As mentioned above, the category for this malware is botnet, and the name given is Cerber, something we also saw on VirusTotal earlier.
Q12
Question 12 - Conduct another OSINT search for the name of the malware. What is the primary function of this malware? (Submit the malware category, different from Q10)
A simple Google search for ‘Cerber Malware’ shows us results from high-profile security companies, clearly stating that Cerber is a type of ransomware. The reason that Fortigate is flagging it as a botnet is that it also includes that functionality, and if you read some of these posts, you can learn about it in more detail!
Q13
Question 13 - Finally, let’s investigate the single connection from osk.exe to a remote IP address on destination port 80 HTTP. Find the IP from the Sysmon logs and use it to search in the suricata logs - these logs have different event types, and we’re interested in ‘alert’. If Suricata has alerted on this activity, what is the signature value?

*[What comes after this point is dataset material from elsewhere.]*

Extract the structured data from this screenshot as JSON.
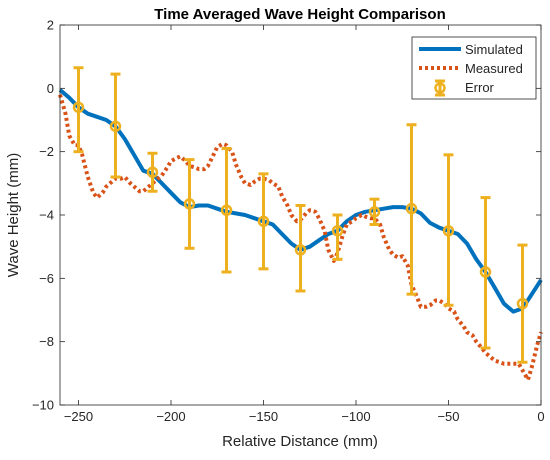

Based on the fact we’re tasked with looking at suricata logs, we know that our search query is going to start with index=”botsv1” sourcetype=suricata. Because these are just network intrusion detection/prevention system (NID/PS) logs, we most likely wont see any reference to the file generating this traffic, osk.exe, so we need something else to search on so we can find the relevant events.
We can use destination port 80, but this search is going to bring back a huge amount of events, because we aren’t being specific enough. We could include the source IP of the system running osk.exe, but this search is also too wide, because we would get results related to any HTTP traffic over port 80.
To be as specific as possible, let’s run one of our old searches again so we can find out the destination IP of the single event of osk.exe reaching out to port 80. We’ll use the query index=”botsv1” sourcetype=xmlwineventlog osk.exe. We will click on the DestinationPort field under the Interesting Fields header on the left and this time click on “80”.
Q13 contd
Looking at the single event, we can retrieve the source IP and Destination IP values from the log. We’ll use these to narrow our final search to make sure we’re looking at the right Suricata logs. We need to remember that while Sysmon logs use ‘SourceIp’ and’ DestinationIp’ field names, we cant be 100% sure that Suricata will use those same names, so to work out what those fields are called let’s jump in with a wide search using index=”botsv1” sourcetype=suricata.
After a few events show up we can cancel the search. Looking at the Event Details panel we can easily see the format used by Suricata for its logs:
Q13 contd
Now that we understand the formatting, we can build our full search query to identify the suspicious port 80 HTTP traffic from osk.exe using Suricata logs: index=”botsv1” sourcetype=suricata src_ip=192.168.250.100 dest_ip=54.148.194.58 dest_port=80. After a few seconds we can see that 4 logs match our search query! This question also tells us that we’re interested in the event_type ‘alert’ - as there’s a very small volume of logs, we can look through them to find the right one(s), however if there was a large number of events, we could add it to our search query using event_type=alert.
After finding the right event we can click on the “>” arrow in the top-left of the row to see all fields and values (some information may be hidden when looking at the Event Details panel, because this sometimes is used as a preview instead of the full raw log).
Q13 contd
Finally, in a field that is not configured to show on the Event Details panel, we can see the alert.signature value for this log is related to an external IP lookup, an action that is conducted by attackers or malware to identify the public IP of the machine or network, helping them to understand what company they have compromised (based on indicators such as the IP range owner, ASN owner, WHOis contact details, and more).